Turn on workspace sync from the desktop tray, point it at a folder on your machine, and Statecraft mirrors every project in the workspace to disk. Layout:

<sync-folder>/<workspace>/
  <project-slug>/
    project.json              # project metadata
    transitions.json          # source/destination/event triples
    _status.md                # last render verdict from the canvas
    states/
      _order.json             # state order + display names
      idle.jsx                # one file per state
      submit.jsx
      success.jsx
    canvas/                   # off-graph scratch states (see below)
      _order.json
      sketch-1.jsx

Edit any states/<name>.jsx file in VS Code, Cursor, or Zed. Saves round-trip back to the canvas in seconds via the same yjs sync that powers multiplayer — no manual push, no commit step. The canvas re-renders the state as soon as the file changes.

To mint a new state from your IDE, drop a new file into <project>/states/. The file name (a kebab-case slug) becomes the state's id; the daemon mints a Title-Case display name from the slug and adds a row to states/_order.json. To delete a state, delete the file.

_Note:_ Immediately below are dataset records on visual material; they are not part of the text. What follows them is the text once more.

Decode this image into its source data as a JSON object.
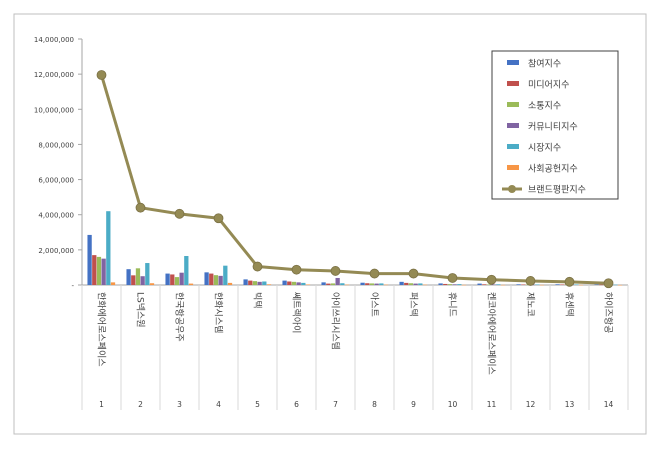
{
  "chart_data": {
    "type": "bar",
    "combo": "bar+line",
    "title": "",
    "xlabel": "",
    "ylabel": "",
    "ylim": [
      0,
      14000000
    ],
    "yticks": [
      0,
      2000000,
      4000000,
      6000000,
      8000000,
      10000000,
      12000000,
      14000000
    ],
    "ytick_labels": [
      "-",
      "2,000,000",
      "4,000,000",
      "6,000,000",
      "8,000,000",
      "10,000,000",
      "12,000,000",
      "14,000,000"
    ],
    "grid": false,
    "legend_position": "top-right",
    "categories": [
      "1",
      "2",
      "3",
      "4",
      "5",
      "6",
      "7",
      "8",
      "9",
      "10",
      "11",
      "12",
      "13",
      "14"
    ],
    "category_names": [
      "한화에어로스페이스",
      "LS넥스원",
      "한국항공우주",
      "한화시스템",
      "빅텍",
      "쎄트렉아이",
      "아이쓰리시스템",
      "아스트",
      "퍼스텍",
      "휴니드",
      "켄코아에어로스페이스",
      "제노코",
      "휴센텍",
      "하이즈항공"
    ],
    "series": [
      {
        "name": "참여지수",
        "kind": "bar",
        "color": "#4472C4",
        "values": [
          2850000,
          900000,
          650000,
          720000,
          320000,
          250000,
          150000,
          130000,
          180000,
          90000,
          80000,
          40000,
          40000,
          30000
        ]
      },
      {
        "name": "미디어지수",
        "kind": "bar",
        "color": "#C0504D",
        "values": [
          1700000,
          550000,
          600000,
          650000,
          250000,
          200000,
          80000,
          100000,
          120000,
          60000,
          40000,
          30000,
          30000,
          20000
        ]
      },
      {
        "name": "소통지수",
        "kind": "bar",
        "color": "#9BBB59",
        "values": [
          1600000,
          950000,
          450000,
          560000,
          220000,
          180000,
          90000,
          90000,
          100000,
          50000,
          30000,
          25000,
          25000,
          15000
        ]
      },
      {
        "name": "커뮤니티지수",
        "kind": "bar",
        "color": "#8064A2",
        "values": [
          1500000,
          500000,
          700000,
          520000,
          180000,
          150000,
          400000,
          80000,
          80000,
          40000,
          30000,
          20000,
          20000,
          10000
        ]
      },
      {
        "name": "시장지수",
        "kind": "bar",
        "color": "#4BACC6",
        "values": [
          4200000,
          1250000,
          1650000,
          1100000,
          200000,
          120000,
          100000,
          90000,
          90000,
          50000,
          40000,
          30000,
          30000,
          20000
        ]
      },
      {
        "name": "사회공헌지수",
        "kind": "bar",
        "color": "#F79646",
        "values": [
          150000,
          100000,
          80000,
          120000,
          40000,
          30000,
          20000,
          20000,
          20000,
          10000,
          10000,
          10000,
          10000,
          5000
        ]
      },
      {
        "name": "브랜드평판지수",
        "kind": "line",
        "color": "#948A54",
        "values": [
          11950000,
          4400000,
          4050000,
          3800000,
          1050000,
          870000,
          800000,
          650000,
          650000,
          400000,
          300000,
          230000,
          180000,
          100000
        ]
      }
    ]
  }
}
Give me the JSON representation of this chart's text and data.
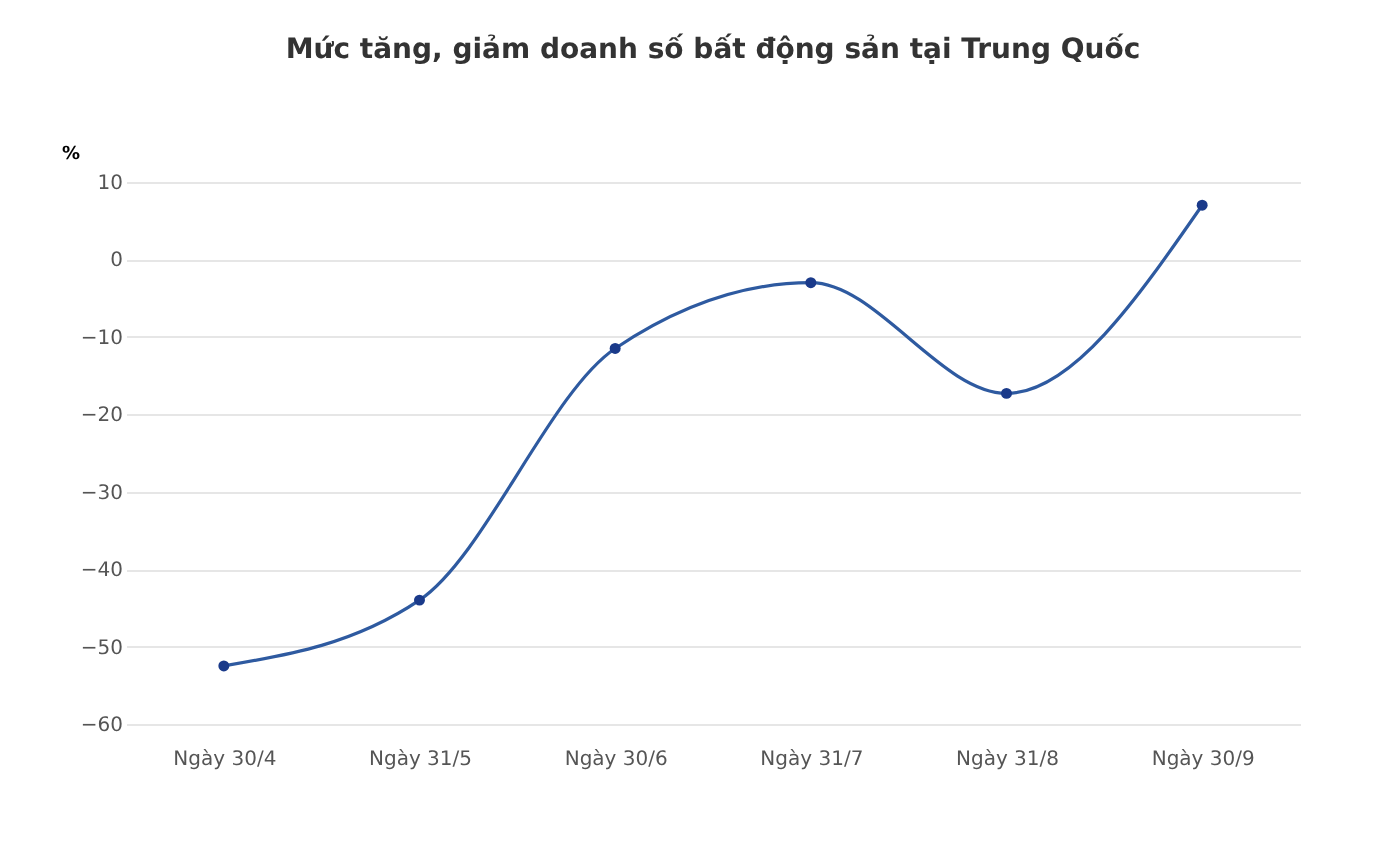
{
  "chart_data": {
    "type": "line",
    "title": "Mức tăng, giảm doanh số bất động sản tại Trung Quốc",
    "ylabel": "%",
    "categories": [
      "Ngày 30/4",
      "Ngày 31/5",
      "Ngày 30/6",
      "Ngày 31/7",
      "Ngày 31/8",
      "Ngày 30/9"
    ],
    "series": [
      {
        "color": "#2e5aa0",
        "values": [
          -52.5,
          -44,
          -11.5,
          -3,
          -17.3,
          7
        ]
      }
    ],
    "ylim": [
      -60,
      10
    ],
    "yticks": [
      -60,
      -50,
      -40,
      -30,
      -20,
      -10,
      0,
      10
    ],
    "grid": "y",
    "marker": "circle",
    "line_style": "solid"
  }
}
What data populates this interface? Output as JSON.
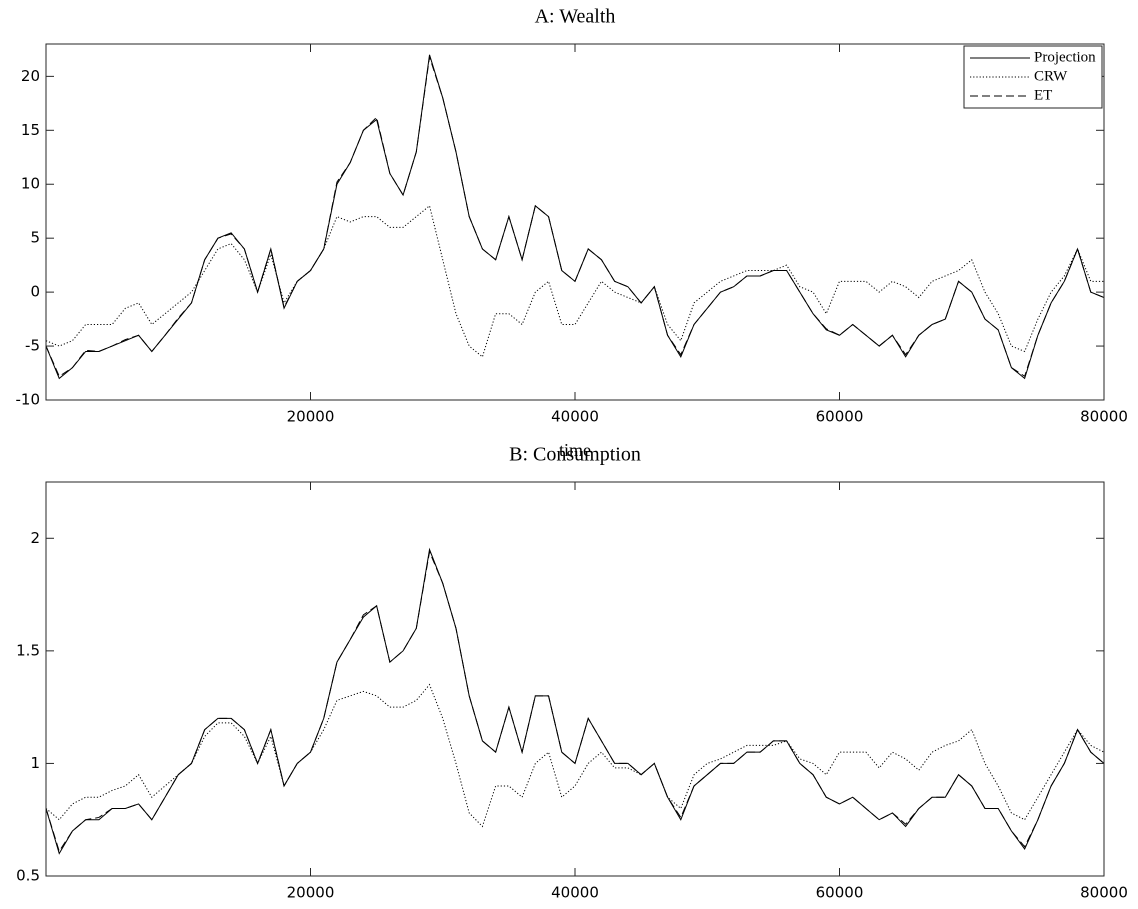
{
  "chart_data": [
    {
      "type": "line",
      "title": "A: Wealth",
      "xlabel": "time",
      "x": [
        0,
        1000,
        2000,
        3000,
        4000,
        5000,
        6000,
        7000,
        8000,
        9000,
        10000,
        11000,
        12000,
        13000,
        14000,
        15000,
        16000,
        17000,
        18000,
        19000,
        20000,
        21000,
        22000,
        23000,
        24000,
        25000,
        26000,
        27000,
        28000,
        29000,
        30000,
        31000,
        32000,
        33000,
        34000,
        35000,
        36000,
        37000,
        38000,
        39000,
        40000,
        41000,
        42000,
        43000,
        44000,
        45000,
        46000,
        47000,
        48000,
        49000,
        50000,
        51000,
        52000,
        53000,
        54000,
        55000,
        56000,
        57000,
        58000,
        59000,
        60000,
        61000,
        62000,
        63000,
        64000,
        65000,
        66000,
        67000,
        68000,
        69000,
        70000,
        71000,
        72000,
        73000,
        74000,
        75000,
        76000,
        77000,
        78000,
        79000,
        80000
      ],
      "series": [
        {
          "name": "Projection",
          "color": "#000000",
          "style": "solid",
          "values": [
            -5,
            -8,
            -7,
            -5.5,
            -5.5,
            -5,
            -4.5,
            -4,
            -5.5,
            -4,
            -2.5,
            -1,
            3,
            5,
            5.5,
            4,
            0,
            4,
            -1.5,
            1,
            2,
            4,
            10,
            12,
            15,
            16,
            11,
            9,
            13,
            22,
            18,
            13,
            7,
            4,
            3,
            7,
            3,
            8,
            7,
            2,
            1,
            4,
            3,
            1,
            0.5,
            -1,
            0.5,
            -4,
            -6,
            -3,
            -1.5,
            0,
            0.5,
            1.5,
            1.5,
            2,
            2,
            0,
            -2,
            -3.5,
            -4,
            -3,
            -4,
            -5,
            -4,
            -6,
            -4,
            -3,
            -2.5,
            1,
            0,
            -2.5,
            -3.5,
            -7,
            -8,
            -4,
            -1,
            1,
            4,
            0,
            -0.5
          ]
        },
        {
          "name": "CRW",
          "color": "#000000",
          "style": "dotted",
          "values": [
            -4.5,
            -5,
            -4.5,
            -3,
            -3,
            -3,
            -1.5,
            -1,
            -3,
            -2,
            -1,
            0,
            2,
            4,
            4.5,
            3,
            0,
            3.5,
            -1,
            1,
            2,
            4,
            7,
            6.5,
            7,
            7,
            6,
            6,
            7,
            8,
            3,
            -2,
            -5,
            -6,
            -2,
            -2,
            -3,
            0,
            1,
            -3,
            -3,
            -1,
            1,
            0,
            -0.5,
            -1,
            0.5,
            -3,
            -4.5,
            -1,
            0,
            1,
            1.5,
            2,
            2,
            2,
            2.5,
            0.5,
            0,
            -2,
            1,
            1,
            1,
            0,
            1,
            0.5,
            -0.5,
            1,
            1.5,
            2,
            3,
            0,
            -2,
            -5,
            -5.5,
            -2.5,
            0,
            1.5,
            4,
            1,
            1
          ]
        },
        {
          "name": "ET",
          "color": "#000000",
          "style": "dashed",
          "values": [
            -5,
            -7.8,
            -7,
            -5.4,
            -5.5,
            -5,
            -4.4,
            -4,
            -5.5,
            -4,
            -2.4,
            -1,
            3,
            5,
            5.4,
            4,
            0,
            4,
            -1.4,
            1,
            2,
            4,
            10.2,
            12,
            15,
            16.2,
            11,
            9,
            13,
            21.8,
            18,
            13,
            7,
            4,
            3,
            7,
            3,
            8,
            7,
            2,
            1,
            4,
            3,
            1,
            0.5,
            -1,
            0.5,
            -4,
            -5.8,
            -3,
            -1.5,
            0,
            0.5,
            1.5,
            1.5,
            2,
            2,
            0,
            -2,
            -3.4,
            -4,
            -3,
            -4,
            -5,
            -4,
            -5.8,
            -4,
            -3,
            -2.5,
            1,
            0,
            -2.5,
            -3.5,
            -7,
            -7.8,
            -4,
            -1,
            1,
            4,
            0,
            -0.5
          ]
        }
      ],
      "xlim": [
        0,
        80000
      ],
      "xticks": [
        20000,
        40000,
        60000,
        80000
      ],
      "ylim": [
        -10,
        23
      ],
      "yticks": [
        -10,
        -5,
        0,
        5,
        10,
        15,
        20
      ],
      "legend": "upper-right"
    },
    {
      "type": "line",
      "title": "B: Consumption",
      "x": [
        0,
        1000,
        2000,
        3000,
        4000,
        5000,
        6000,
        7000,
        8000,
        9000,
        10000,
        11000,
        12000,
        13000,
        14000,
        15000,
        16000,
        17000,
        18000,
        19000,
        20000,
        21000,
        22000,
        23000,
        24000,
        25000,
        26000,
        27000,
        28000,
        29000,
        30000,
        31000,
        32000,
        33000,
        34000,
        35000,
        36000,
        37000,
        38000,
        39000,
        40000,
        41000,
        42000,
        43000,
        44000,
        45000,
        46000,
        47000,
        48000,
        49000,
        50000,
        51000,
        52000,
        53000,
        54000,
        55000,
        56000,
        57000,
        58000,
        59000,
        60000,
        61000,
        62000,
        63000,
        64000,
        65000,
        66000,
        67000,
        68000,
        69000,
        70000,
        71000,
        72000,
        73000,
        74000,
        75000,
        76000,
        77000,
        78000,
        79000,
        80000
      ],
      "series": [
        {
          "name": "Projection",
          "color": "#000000",
          "style": "solid",
          "values": [
            0.8,
            0.6,
            0.7,
            0.75,
            0.75,
            0.8,
            0.8,
            0.82,
            0.75,
            0.85,
            0.95,
            1.0,
            1.15,
            1.2,
            1.2,
            1.15,
            1.0,
            1.15,
            0.9,
            1.0,
            1.05,
            1.2,
            1.45,
            1.55,
            1.65,
            1.7,
            1.45,
            1.5,
            1.6,
            1.95,
            1.8,
            1.6,
            1.3,
            1.1,
            1.05,
            1.25,
            1.05,
            1.3,
            1.3,
            1.05,
            1.0,
            1.2,
            1.1,
            1.0,
            1.0,
            0.95,
            1.0,
            0.85,
            0.75,
            0.9,
            0.95,
            1.0,
            1.0,
            1.05,
            1.05,
            1.1,
            1.1,
            1.0,
            0.95,
            0.85,
            0.82,
            0.85,
            0.8,
            0.75,
            0.78,
            0.72,
            0.8,
            0.85,
            0.85,
            0.95,
            0.9,
            0.8,
            0.8,
            0.7,
            0.62,
            0.75,
            0.9,
            1.0,
            1.15,
            1.05,
            1.0
          ]
        },
        {
          "name": "CRW",
          "color": "#000000",
          "style": "dotted",
          "values": [
            0.8,
            0.75,
            0.82,
            0.85,
            0.85,
            0.88,
            0.9,
            0.95,
            0.85,
            0.9,
            0.95,
            1.0,
            1.12,
            1.18,
            1.18,
            1.12,
            1.0,
            1.12,
            0.9,
            1.0,
            1.05,
            1.15,
            1.28,
            1.3,
            1.32,
            1.3,
            1.25,
            1.25,
            1.28,
            1.35,
            1.2,
            1.0,
            0.78,
            0.72,
            0.9,
            0.9,
            0.85,
            1.0,
            1.05,
            0.85,
            0.9,
            1.0,
            1.05,
            0.98,
            0.98,
            0.95,
            1.0,
            0.85,
            0.8,
            0.95,
            1.0,
            1.02,
            1.05,
            1.08,
            1.08,
            1.08,
            1.1,
            1.02,
            1.0,
            0.95,
            1.05,
            1.05,
            1.05,
            0.98,
            1.05,
            1.02,
            0.97,
            1.05,
            1.08,
            1.1,
            1.15,
            1.0,
            0.9,
            0.78,
            0.75,
            0.85,
            0.95,
            1.05,
            1.15,
            1.08,
            1.05
          ]
        },
        {
          "name": "ET",
          "color": "#000000",
          "style": "dashed",
          "values": [
            0.8,
            0.61,
            0.7,
            0.75,
            0.76,
            0.8,
            0.8,
            0.82,
            0.75,
            0.85,
            0.95,
            1.0,
            1.15,
            1.2,
            1.2,
            1.15,
            1.0,
            1.15,
            0.9,
            1.0,
            1.05,
            1.2,
            1.45,
            1.55,
            1.66,
            1.7,
            1.45,
            1.5,
            1.6,
            1.94,
            1.8,
            1.6,
            1.3,
            1.1,
            1.05,
            1.25,
            1.05,
            1.3,
            1.3,
            1.05,
            1.0,
            1.2,
            1.1,
            1.0,
            1.0,
            0.95,
            1.0,
            0.85,
            0.76,
            0.9,
            0.95,
            1.0,
            1.0,
            1.05,
            1.05,
            1.1,
            1.1,
            1.0,
            0.95,
            0.85,
            0.82,
            0.85,
            0.8,
            0.75,
            0.78,
            0.73,
            0.8,
            0.85,
            0.85,
            0.95,
            0.9,
            0.8,
            0.8,
            0.7,
            0.63,
            0.75,
            0.9,
            1.0,
            1.15,
            1.05,
            1.0
          ]
        }
      ],
      "xlim": [
        0,
        80000
      ],
      "xticks": [
        20000,
        40000,
        60000,
        80000
      ],
      "ylim": [
        0.5,
        2.25
      ],
      "yticks": [
        0.5,
        1,
        1.5,
        2
      ]
    }
  ]
}
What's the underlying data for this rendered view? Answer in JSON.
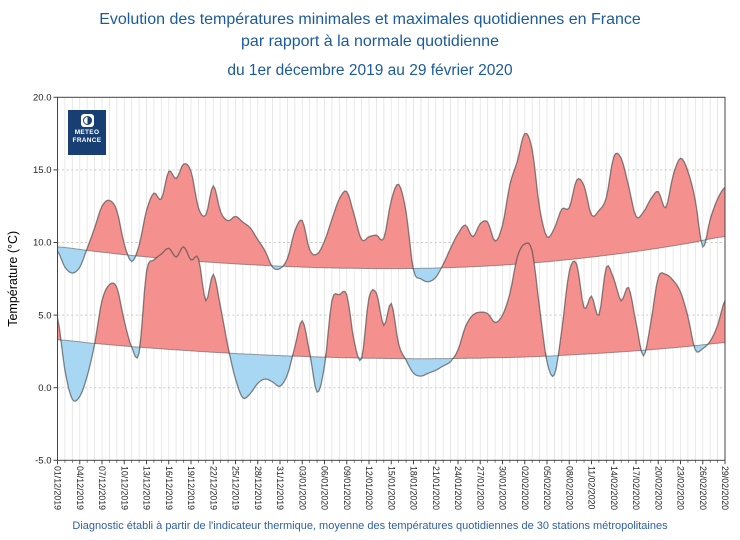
{
  "header": {
    "title_line1": "Evolution des températures minimales et maximales quotidiennes en France",
    "title_line2": "par rapport à la normale quotidienne",
    "subtitle": "du 1er décembre 2019 au 29 février 2020",
    "footer": "Diagnostic établi à partir de l'indicateur thermique, moyenne des températures quotidiennes de 30 stations métropolitaines"
  },
  "logo": {
    "line1": "METEO",
    "line2": "FRANCE",
    "bg_color": "#173f73"
  },
  "chart_data": {
    "type": "area",
    "title": "Evolution des températures minimales et maximales quotidiennes en France par rapport à la normale quotidienne, du 1er décembre 2019 au 29 février 2020",
    "xlabel": "",
    "ylabel": "Température (°C)",
    "ylim": [
      -5.0,
      20.0
    ],
    "y_ticks": [
      20,
      15,
      10,
      5,
      0,
      -5
    ],
    "y_tick_labels": [
      "20.0",
      "15.0",
      "10.0",
      "5.0",
      "0.0",
      "-5.0"
    ],
    "x_tick_step_days": 3,
    "n_days": 91,
    "x_tick_labels": [
      "01/12/2019",
      "04/12/2019",
      "07/12/2019",
      "10/12/2019",
      "13/12/2019",
      "16/12/2019",
      "19/12/2019",
      "22/12/2019",
      "25/12/2019",
      "28/12/2019",
      "31/12/2019",
      "03/01/2020",
      "06/01/2020",
      "09/01/2020",
      "12/01/2020",
      "15/01/2020",
      "18/01/2020",
      "21/01/2020",
      "24/01/2020",
      "27/01/2020",
      "30/01/2020",
      "02/02/2020",
      "05/02/2020",
      "08/02/2020",
      "11/02/2020",
      "14/02/2020",
      "17/02/2020",
      "20/02/2020",
      "23/02/2020",
      "26/02/2020",
      "29/02/2020"
    ],
    "series": {
      "tmax": {
        "name": "température maximale quotidienne",
        "step_days": 1,
        "values": [
          9.4,
          8.3,
          7.9,
          8.3,
          9.6,
          11.0,
          12.5,
          12.9,
          12.2,
          9.9,
          8.7,
          9.8,
          12.2,
          13.4,
          13.0,
          14.9,
          14.4,
          15.4,
          14.9,
          12.4,
          11.9,
          13.9,
          12.1,
          11.5,
          11.8,
          11.4,
          11.0,
          10.2,
          9.4,
          8.3,
          8.2,
          8.9,
          10.8,
          11.5,
          9.5,
          9.2,
          10.1,
          11.6,
          13.0,
          13.5,
          11.9,
          10.2,
          10.4,
          10.5,
          10.3,
          12.9,
          14.0,
          12.1,
          8.1,
          7.5,
          7.3,
          7.6,
          8.5,
          9.6,
          10.6,
          11.2,
          10.4,
          11.3,
          11.4,
          10.1,
          11.2,
          14.0,
          15.6,
          17.5,
          16.4,
          12.4,
          10.4,
          11.0,
          12.3,
          12.4,
          14.3,
          13.9,
          11.9,
          12.2,
          13.1,
          15.9,
          15.8,
          13.9,
          11.8,
          12.1,
          13.0,
          13.5,
          12.4,
          14.6,
          15.8,
          14.9,
          12.9,
          9.7,
          11.6,
          13.0,
          13.8
        ]
      },
      "tmin": {
        "name": "température minimale quotidienne",
        "step_days": 1,
        "values": [
          4.8,
          1.2,
          -0.8,
          -0.6,
          0.8,
          3.0,
          6.0,
          7.1,
          6.9,
          4.6,
          2.8,
          2.4,
          8.0,
          8.8,
          9.2,
          9.6,
          9.0,
          9.7,
          8.8,
          8.9,
          6.0,
          7.8,
          5.5,
          2.8,
          0.6,
          -0.7,
          -0.4,
          0.3,
          0.6,
          0.4,
          0.1,
          0.9,
          2.8,
          4.6,
          2.4,
          -0.3,
          1.5,
          6.0,
          6.4,
          6.4,
          3.2,
          2.0,
          6.2,
          6.5,
          4.3,
          5.8,
          3.0,
          1.9,
          1.0,
          0.8,
          1.0,
          1.2,
          1.5,
          1.8,
          2.6,
          4.2,
          5.0,
          5.2,
          5.1,
          4.5,
          5.0,
          6.5,
          9.0,
          9.9,
          9.4,
          5.5,
          1.8,
          0.9,
          4.0,
          8.0,
          8.5,
          5.5,
          6.3,
          5.0,
          8.3,
          7.5,
          6.0,
          6.9,
          4.5,
          2.2,
          4.5,
          7.6,
          7.8,
          7.4,
          6.6,
          4.9,
          2.6,
          2.7,
          3.2,
          4.3,
          6.0
        ]
      },
      "normal_max": {
        "name": "normale quotidienne des températures maximales",
        "step_days": 5,
        "values": [
          9.7,
          9.39,
          9.11,
          8.87,
          8.66,
          8.5,
          8.37,
          8.27,
          8.22,
          8.2,
          8.23,
          8.31,
          8.44,
          8.63,
          8.88,
          9.18,
          9.53,
          9.94,
          10.4
        ]
      },
      "normal_min": {
        "name": "normale quotidienne des températures minimales",
        "step_days": 5,
        "values": [
          3.3,
          3.05,
          2.83,
          2.64,
          2.47,
          2.33,
          2.21,
          2.12,
          2.05,
          2.01,
          2.0,
          2.02,
          2.07,
          2.15,
          2.28,
          2.43,
          2.62,
          2.84,
          3.1
        ]
      }
    },
    "fill_rule": "red fill where daily temperature is above the normal curve, blue fill where below",
    "legend": "none",
    "grid": {
      "vertical": "one light line per day",
      "horizontal": "dotted lines at 0, 5, 10, 15"
    },
    "colors": {
      "above_normal_fill": "#f4908d",
      "below_normal_fill": "#a8d7f3",
      "temperature_stroke": "rgba(70,70,70,0.65)",
      "normal_stroke": "rgba(70,70,70,0.5)",
      "grid_vertical": "#e3e3e3",
      "grid_horizontal": "#c9c9c9",
      "axis_box": "#444444",
      "tick_text": "#222222",
      "title_text": "#1b5a9b",
      "footer_text": "#2e5fa3"
    }
  }
}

To rename a state's display name or reorder states, edit states/_order.json directly. The slug (the filename) stays as the state's identity — that's what transitions point at — so renaming the file would break any transition referencing it. The display name and the canvas order both live in _order.json.

Hand-authoring transitions

Behind every transition the canvas creates is a data-transition attribute on the JSX of the clickable element:

<Button data-transition="submit">Place order</Button>

Plus a matching row in transitions.json declaring the source state, the event name, and the destination state. Either surface is editable directly — you can hand-author the attribute and the JSON row and the canvas picks it up next render, or use the canvas UI and let it write both for you.

Prompting an agent

The sync folder carries an AGENTS.md file at its root that Claude Code, Cursor, Codex, and most other CLI agents auto-load as their working context. Open the folder in your agent of choice, prompt in plain English, and it edits the same files your IDE would — within seconds, the canvas re-renders.

Examples:

  • "Add an empty state to the cart project — same layout as idle, but with a 'No items yet' message and a CTA back to the catalog."
  • "Make the error layout match the loading one — right now the header disappears when we move from loading to error and that's jarring."
  • "Wire a transition from every state in this project back to idle on a Cancel button."

The synced folder uses the same multiplayer machinery as the canvas, so concurrent edits from you, a teammate, and an agent don't clobber each other. See Build alongside an AI agent for the deep reference: CLI verbs, the AGENTS.md contract, agent-loop status checks.

Canvas drafts: off-graph scratch space

The canvas/ subfolder under each project holds floating sketches — JSX files that don't belong to any state and don't appear in Play mode, but render on the canvas next to the state frames. Drop a sketch-anything.jsx in there and the canvas mounts it as a draggable element you can iterate on without committing it to the prototype's state graph.

Useful when you want to ask an agent for three button variants and pick one to fold into the real state later, without polluting your state list with throwaway work.